Stone Fish delivers a scorching denunciation of U.S. leaders who serve Chinese interests.
As the author, who lived in China for six years while writing for Newsweek, notes, Henny Kissinger’s principal activities over the last 40 years have centered on representing the Chinese government’s interests in the West: “The most accurate way to describe Kissinger…is as an agent of Chinese influence.” Kissinger does this in various ways, such as serving on the international advisory council of the China Development Bank. But the Chinese Communist Party calls on him more as a go-to fix-it guy. For example, following American efforts to force China into accepting Taiwan as an independent state, Kissinger called on Washington to ask them “to move in the direction of improving relations with China.” However, Kissinger is not alone in the corps of “diplomat consultants” who have earned lucrative contracts by arguing for such improved relations, which, the author notes, also serves them well in China in helping open doors to American companies there, allowing these consultants to play on a two-way street.

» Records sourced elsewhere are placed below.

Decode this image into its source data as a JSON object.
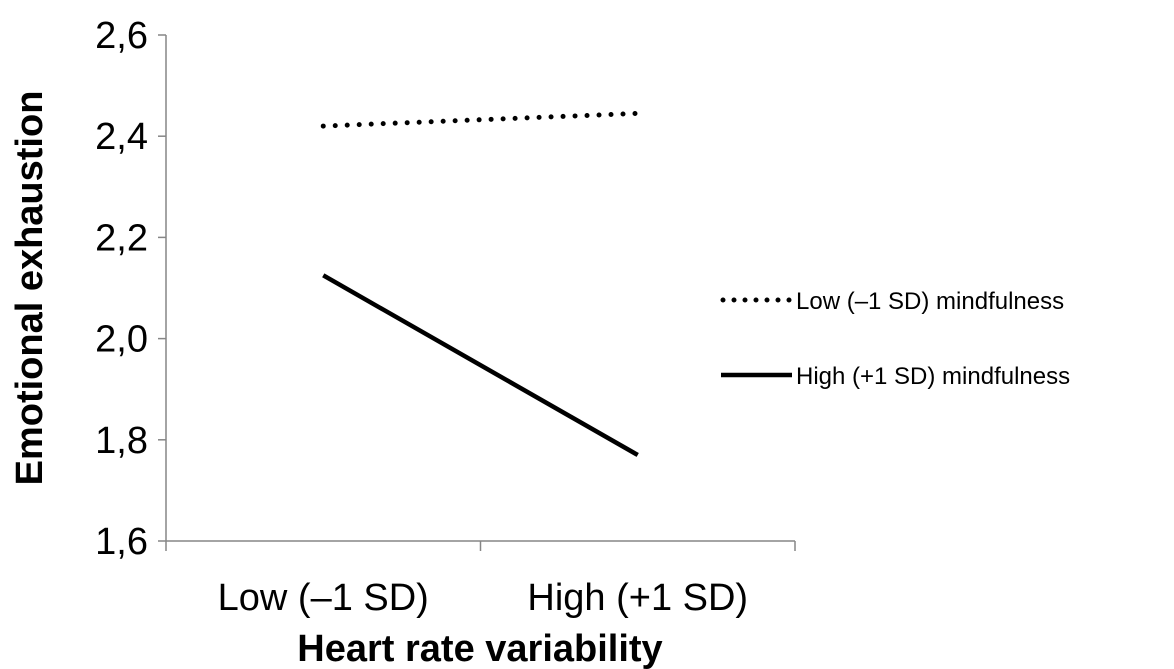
{
  "chart_data": {
    "type": "line",
    "categories": [
      "Low (–1 SD)",
      "High (+1 SD)"
    ],
    "series": [
      {
        "name": "Low (–1 SD) mindfulness",
        "values": [
          2.42,
          2.445
        ],
        "style": "dotted",
        "color": "#000000"
      },
      {
        "name": "High (+1 SD) mindfulness",
        "values": [
          2.125,
          1.77
        ],
        "style": "solid",
        "color": "#000000"
      }
    ],
    "xlabel": "Heart rate variability",
    "ylabel": "Emotional exhaustion",
    "ylim": [
      1.6,
      2.6
    ],
    "yticks": [
      "1,6",
      "1,8",
      "2,0",
      "2,2",
      "2,4",
      "2,6"
    ],
    "grid": false,
    "legend_position": "right"
  }
}
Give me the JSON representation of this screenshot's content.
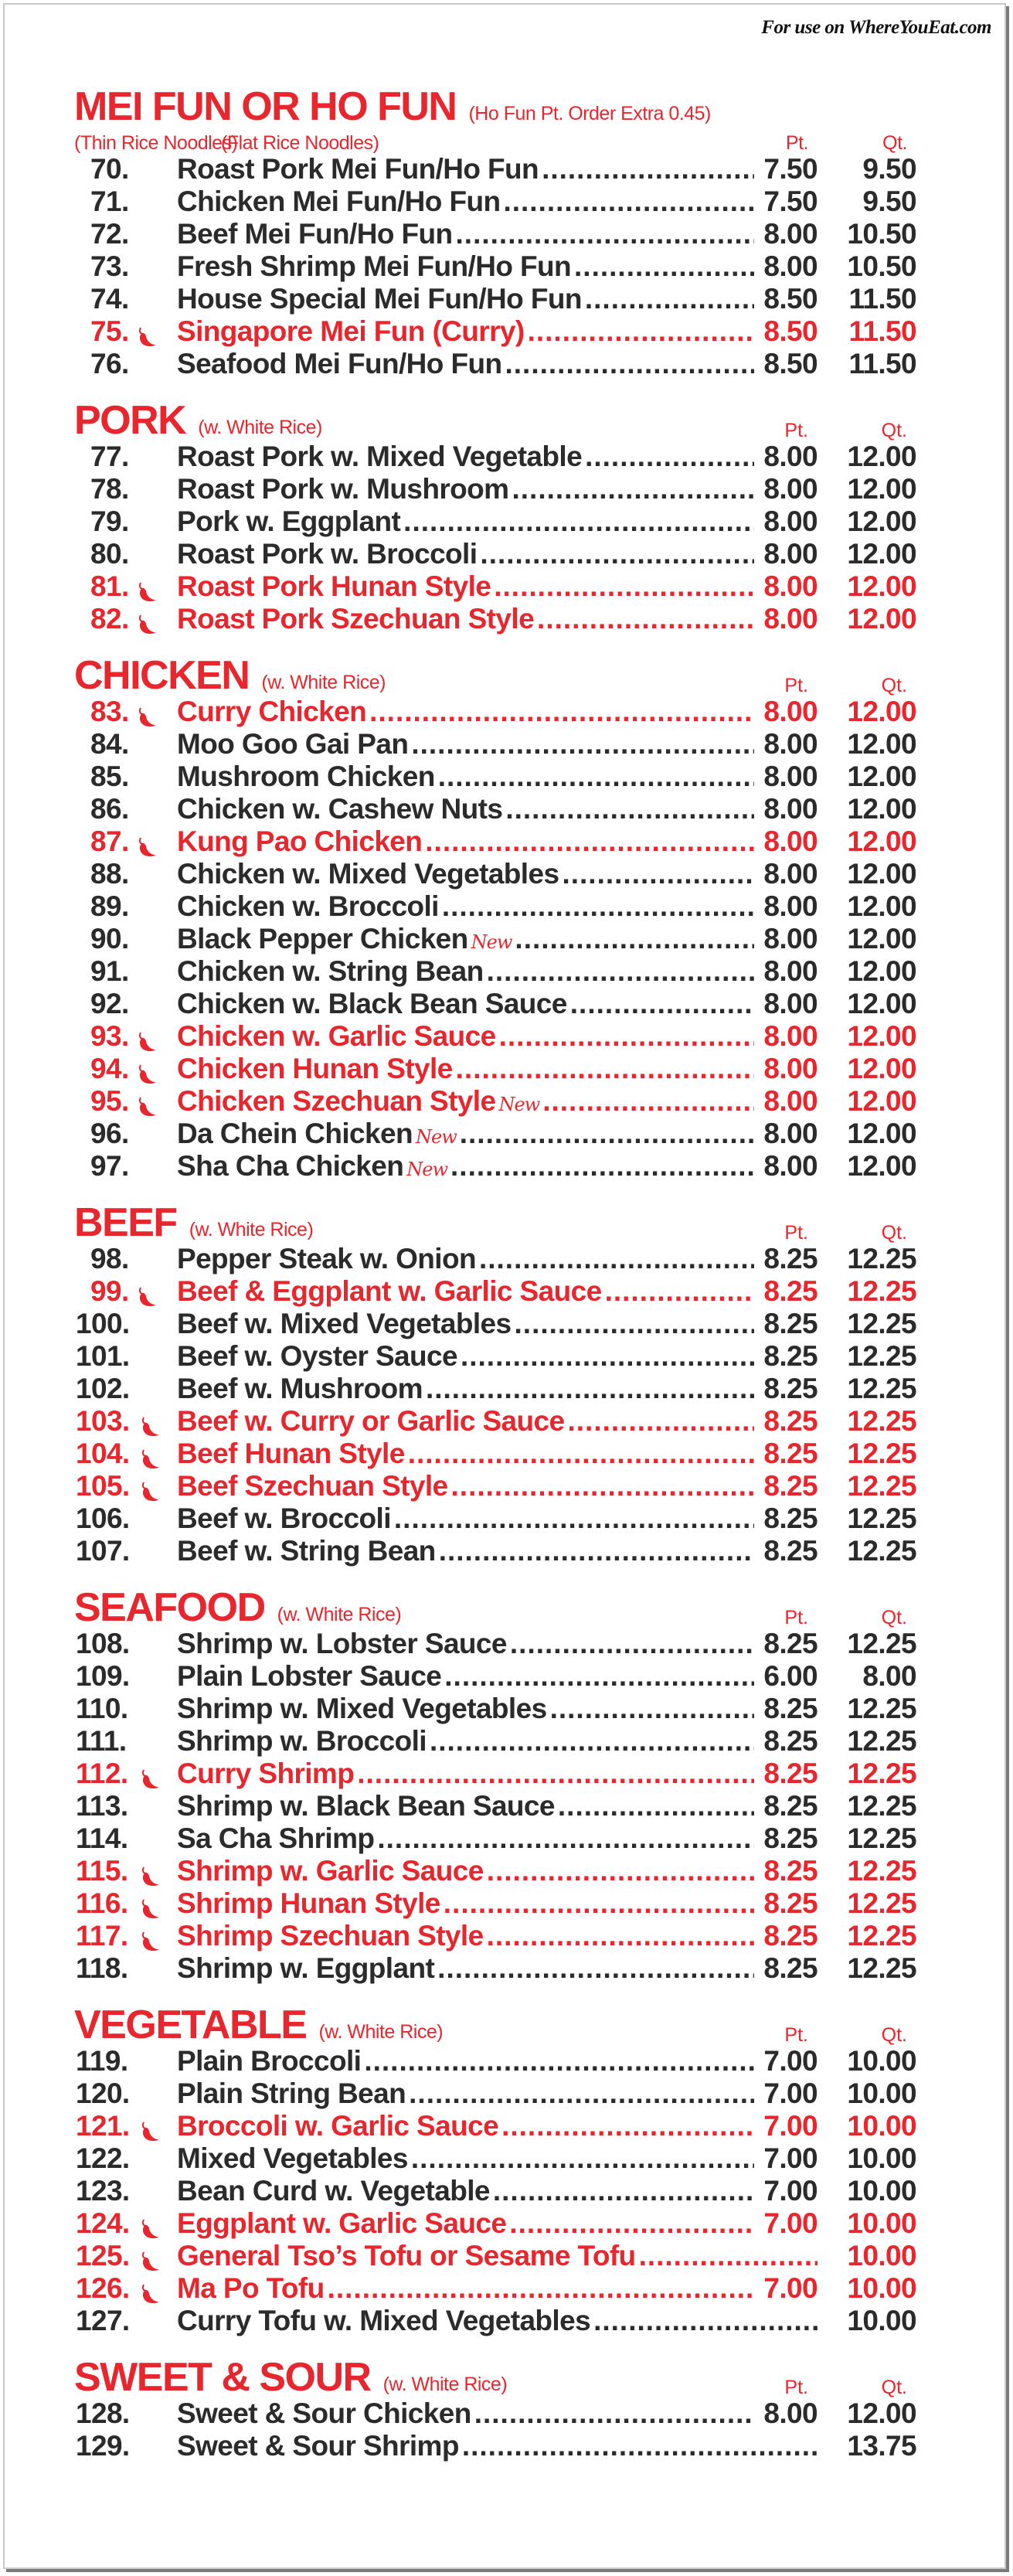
{
  "credit": "For use on WhereYouEat.com",
  "colors": {
    "accent_red": "#e8262e",
    "text": "#2b2b2b"
  },
  "column_labels": {
    "pt": "Pt.",
    "qt": "Qt."
  },
  "new_label": "New",
  "sections": [
    {
      "title": "MEI FUN OR HO FUN",
      "note": "(Ho Fun Pt. Order Extra 0.45)",
      "sub_left": "(Thin Rice Noodles)",
      "sub_right": "(Flat Rice Noodles)",
      "items": [
        {
          "num": "70.",
          "name": "Roast Pork Mei Fun/Ho Fun",
          "pt": "7.50",
          "qt": "9.50"
        },
        {
          "num": "71.",
          "name": "Chicken Mei Fun/Ho Fun",
          "pt": "7.50",
          "qt": "9.50"
        },
        {
          "num": "72.",
          "name": "Beef Mei Fun/Ho Fun",
          "pt": "8.00",
          "qt": "10.50"
        },
        {
          "num": "73.",
          "name": "Fresh Shrimp Mei Fun/Ho Fun",
          "pt": "8.00",
          "qt": "10.50"
        },
        {
          "num": "74.",
          "name": "House Special Mei Fun/Ho Fun",
          "pt": "8.50",
          "qt": "11.50"
        },
        {
          "num": "75.",
          "name": "Singapore Mei Fun (Curry)",
          "pt": "8.50",
          "qt": "11.50",
          "spicy": true
        },
        {
          "num": "76.",
          "name": "Seafood Mei Fun/Ho Fun",
          "pt": "8.50",
          "qt": "11.50"
        }
      ]
    },
    {
      "title": "PORK",
      "note": "(w. White Rice)",
      "items": [
        {
          "num": "77.",
          "name": "Roast Pork w. Mixed Vegetable",
          "pt": "8.00",
          "qt": "12.00"
        },
        {
          "num": "78.",
          "name": "Roast Pork w. Mushroom",
          "pt": "8.00",
          "qt": "12.00"
        },
        {
          "num": "79.",
          "name": "Pork w. Eggplant",
          "pt": "8.00",
          "qt": "12.00"
        },
        {
          "num": "80.",
          "name": "Roast Pork w. Broccoli",
          "pt": "8.00",
          "qt": "12.00"
        },
        {
          "num": "81.",
          "name": "Roast Pork Hunan Style",
          "pt": "8.00",
          "qt": "12.00",
          "spicy": true
        },
        {
          "num": "82.",
          "name": "Roast Pork Szechuan Style",
          "pt": "8.00",
          "qt": "12.00",
          "spicy": true
        }
      ]
    },
    {
      "title": "CHICKEN",
      "note": "(w. White Rice)",
      "items": [
        {
          "num": "83.",
          "name": "Curry Chicken",
          "pt": "8.00",
          "qt": "12.00",
          "spicy": true
        },
        {
          "num": "84.",
          "name": "Moo Goo Gai Pan",
          "pt": "8.00",
          "qt": "12.00"
        },
        {
          "num": "85.",
          "name": "Mushroom Chicken",
          "pt": "8.00",
          "qt": "12.00"
        },
        {
          "num": "86.",
          "name": "Chicken w. Cashew Nuts",
          "pt": "8.00",
          "qt": "12.00"
        },
        {
          "num": "87.",
          "name": "Kung Pao Chicken",
          "pt": "8.00",
          "qt": "12.00",
          "spicy": true
        },
        {
          "num": "88.",
          "name": "Chicken w. Mixed Vegetables",
          "pt": "8.00",
          "qt": "12.00"
        },
        {
          "num": "89.",
          "name": "Chicken w. Broccoli",
          "pt": "8.00",
          "qt": "12.00"
        },
        {
          "num": "90.",
          "name": "Black Pepper Chicken",
          "pt": "8.00",
          "qt": "12.00",
          "new": true
        },
        {
          "num": "91.",
          "name": "Chicken w. String Bean",
          "pt": "8.00",
          "qt": "12.00"
        },
        {
          "num": "92.",
          "name": "Chicken w. Black Bean Sauce",
          "pt": "8.00",
          "qt": "12.00"
        },
        {
          "num": "93.",
          "name": "Chicken w. Garlic Sauce",
          "pt": "8.00",
          "qt": "12.00",
          "spicy": true
        },
        {
          "num": "94.",
          "name": "Chicken Hunan Style",
          "pt": "8.00",
          "qt": "12.00",
          "spicy": true
        },
        {
          "num": "95.",
          "name": "Chicken Szechuan Style",
          "pt": "8.00",
          "qt": "12.00",
          "spicy": true,
          "new": true
        },
        {
          "num": "96.",
          "name": "Da Chein Chicken",
          "pt": "8.00",
          "qt": "12.00",
          "new": true
        },
        {
          "num": "97.",
          "name": "Sha Cha Chicken",
          "pt": "8.00",
          "qt": "12.00",
          "new": true
        }
      ]
    },
    {
      "title": "BEEF",
      "note": "(w. White Rice)",
      "items": [
        {
          "num": "98.",
          "name": "Pepper Steak w. Onion",
          "pt": "8.25",
          "qt": "12.25"
        },
        {
          "num": "99.",
          "name": "Beef & Eggplant w. Garlic Sauce",
          "pt": "8.25",
          "qt": "12.25",
          "spicy": true
        },
        {
          "num": "100.",
          "name": "Beef w. Mixed Vegetables",
          "pt": "8.25",
          "qt": "12.25"
        },
        {
          "num": "101.",
          "name": "Beef w. Oyster Sauce",
          "pt": "8.25",
          "qt": "12.25"
        },
        {
          "num": "102.",
          "name": "Beef w. Mushroom",
          "pt": "8.25",
          "qt": "12.25"
        },
        {
          "num": "103.",
          "name": "Beef w. Curry or Garlic Sauce",
          "pt": "8.25",
          "qt": "12.25",
          "spicy": true
        },
        {
          "num": "104.",
          "name": "Beef Hunan Style",
          "pt": "8.25",
          "qt": "12.25",
          "spicy": true
        },
        {
          "num": "105.",
          "name": "Beef Szechuan Style",
          "pt": "8.25",
          "qt": "12.25",
          "spicy": true
        },
        {
          "num": "106.",
          "name": "Beef w. Broccoli",
          "pt": "8.25",
          "qt": "12.25"
        },
        {
          "num": "107.",
          "name": "Beef w. String Bean",
          "pt": "8.25",
          "qt": "12.25"
        }
      ]
    },
    {
      "title": "SEAFOOD",
      "note": "(w. White Rice)",
      "items": [
        {
          "num": "108.",
          "name": "Shrimp w. Lobster Sauce",
          "pt": "8.25",
          "qt": "12.25"
        },
        {
          "num": "109.",
          "name": "Plain Lobster Sauce",
          "pt": "6.00",
          "qt": "8.00"
        },
        {
          "num": "110.",
          "name": "Shrimp w. Mixed Vegetables",
          "pt": "8.25",
          "qt": "12.25"
        },
        {
          "num": "111.",
          "name": "Shrimp w. Broccoli",
          "pt": "8.25",
          "qt": "12.25"
        },
        {
          "num": "112.",
          "name": "Curry Shrimp",
          "pt": "8.25",
          "qt": "12.25",
          "spicy": true
        },
        {
          "num": "113.",
          "name": "Shrimp w. Black Bean Sauce",
          "pt": "8.25",
          "qt": "12.25"
        },
        {
          "num": "114.",
          "name": "Sa Cha Shrimp",
          "pt": "8.25",
          "qt": "12.25"
        },
        {
          "num": "115.",
          "name": "Shrimp w. Garlic Sauce",
          "pt": "8.25",
          "qt": "12.25",
          "spicy": true
        },
        {
          "num": "116.",
          "name": "Shrimp Hunan Style",
          "pt": "8.25",
          "qt": "12.25",
          "spicy": true
        },
        {
          "num": "117.",
          "name": "Shrimp Szechuan Style",
          "pt": "8.25",
          "qt": "12.25",
          "spicy": true
        },
        {
          "num": "118.",
          "name": "Shrimp w. Eggplant",
          "pt": "8.25",
          "qt": "12.25"
        }
      ]
    },
    {
      "title": "VEGETABLE",
      "note": "(w. White Rice)",
      "items": [
        {
          "num": "119.",
          "name": "Plain Broccoli",
          "pt": "7.00",
          "qt": "10.00"
        },
        {
          "num": "120.",
          "name": "Plain String Bean",
          "pt": "7.00",
          "qt": "10.00"
        },
        {
          "num": "121.",
          "name": "Broccoli w. Garlic Sauce",
          "pt": "7.00",
          "qt": "10.00",
          "spicy": true
        },
        {
          "num": "122.",
          "name": "Mixed Vegetables",
          "pt": "7.00",
          "qt": "10.00"
        },
        {
          "num": "123.",
          "name": "Bean Curd w. Vegetable",
          "pt": "7.00",
          "qt": "10.00"
        },
        {
          "num": "124.",
          "name": "Eggplant w. Garlic Sauce",
          "pt": "7.00",
          "qt": "10.00",
          "spicy": true
        },
        {
          "num": "125.",
          "name": "General Tso’s Tofu or Sesame Tofu",
          "pt": "",
          "qt": "10.00",
          "spicy": true
        },
        {
          "num": "126.",
          "name": "Ma Po Tofu",
          "pt": "7.00",
          "qt": "10.00",
          "spicy": true
        },
        {
          "num": "127.",
          "name": "Curry Tofu w. Mixed Vegetables",
          "pt": "",
          "qt": "10.00"
        }
      ]
    },
    {
      "title": "SWEET & SOUR",
      "note": "(w. White Rice)",
      "items": [
        {
          "num": "128.",
          "name": "Sweet & Sour Chicken",
          "pt": "8.00",
          "qt": "12.00"
        },
        {
          "num": "129.",
          "name": "Sweet & Sour Shrimp",
          "pt": "",
          "qt": "13.75"
        }
      ]
    }
  ]
}
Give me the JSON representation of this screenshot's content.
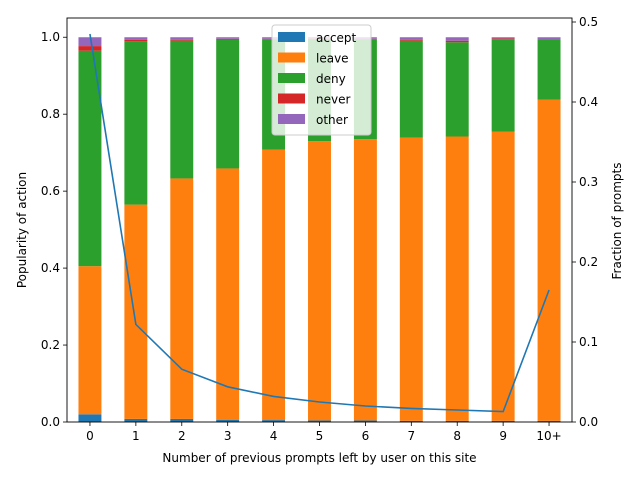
{
  "chart_data": {
    "type": "bar",
    "stacked": true,
    "title": "",
    "xlabel": "Number of previous prompts left by user on this site",
    "ylabel": "Popularity of action",
    "y2label": "Fraction of prompts",
    "categories": [
      "0",
      "1",
      "2",
      "3",
      "4",
      "5",
      "6",
      "7",
      "8",
      "9",
      "10+"
    ],
    "ylim": [
      0,
      1.05
    ],
    "yticks": [
      "0.0",
      "0.2",
      "0.4",
      "0.6",
      "0.8",
      "1.0"
    ],
    "y2lim": [
      0,
      0.505
    ],
    "y2ticks": [
      "0.0",
      "0.1",
      "0.2",
      "0.3",
      "0.4",
      "0.5"
    ],
    "legend_position": "top-center",
    "series": [
      {
        "name": "accept",
        "color": "#1f77b4",
        "values": [
          0.02,
          0.008,
          0.008,
          0.006,
          0.005,
          0.004,
          0.004,
          0.003,
          0.003,
          0.003,
          0.003
        ]
      },
      {
        "name": "leave",
        "color": "#ff7f0e",
        "values": [
          0.385,
          0.557,
          0.625,
          0.653,
          0.703,
          0.726,
          0.731,
          0.736,
          0.739,
          0.752,
          0.835
        ]
      },
      {
        "name": "deny",
        "color": "#2ca02c",
        "values": [
          0.56,
          0.425,
          0.358,
          0.335,
          0.287,
          0.266,
          0.26,
          0.252,
          0.245,
          0.24,
          0.155
        ]
      },
      {
        "name": "never",
        "color": "#d62728",
        "values": [
          0.012,
          0.003,
          0.002,
          0.002,
          0.001,
          0.001,
          0.001,
          0.002,
          0.004,
          0.002,
          0.001
        ]
      },
      {
        "name": "other",
        "color": "#9467bd",
        "values": [
          0.023,
          0.007,
          0.007,
          0.004,
          0.004,
          0.003,
          0.004,
          0.007,
          0.009,
          0.003,
          0.006
        ]
      }
    ],
    "line": {
      "axis": "right",
      "color": "#1f77b4",
      "values": [
        0.485,
        0.122,
        0.066,
        0.044,
        0.032,
        0.025,
        0.02,
        0.017,
        0.015,
        0.013,
        0.165
      ]
    }
  }
}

One sector that did not do well, historically, was Hollywood, which earned low box-office numbers in China for years after daring to release two films about the Dalai Lama, Kundun and Seven Years in Tibet. As a result, Disney in particular suffered, but they sent Kissinger, hat in hand, to beg pardon, opening the way to a Disneyland in Hong Kong and the Chinese government’s allowing 20 foreign films into the country instead of the previous 10. In 1998, China produced only as much revenue for Disney as Peru, “and yet Disney still capitulated. It knew which way the winds were blowing.” Whether in academia or business, China has exerted so much influence, Stone Fish concludes, that American elites exercise strict self-censorship when it comes to criticizing China—a dictator’s dream, if an exercise in self-serving cowardice.
An eye-opening look at the behind-the-scenes sway China holds over so much of the U.S. economy.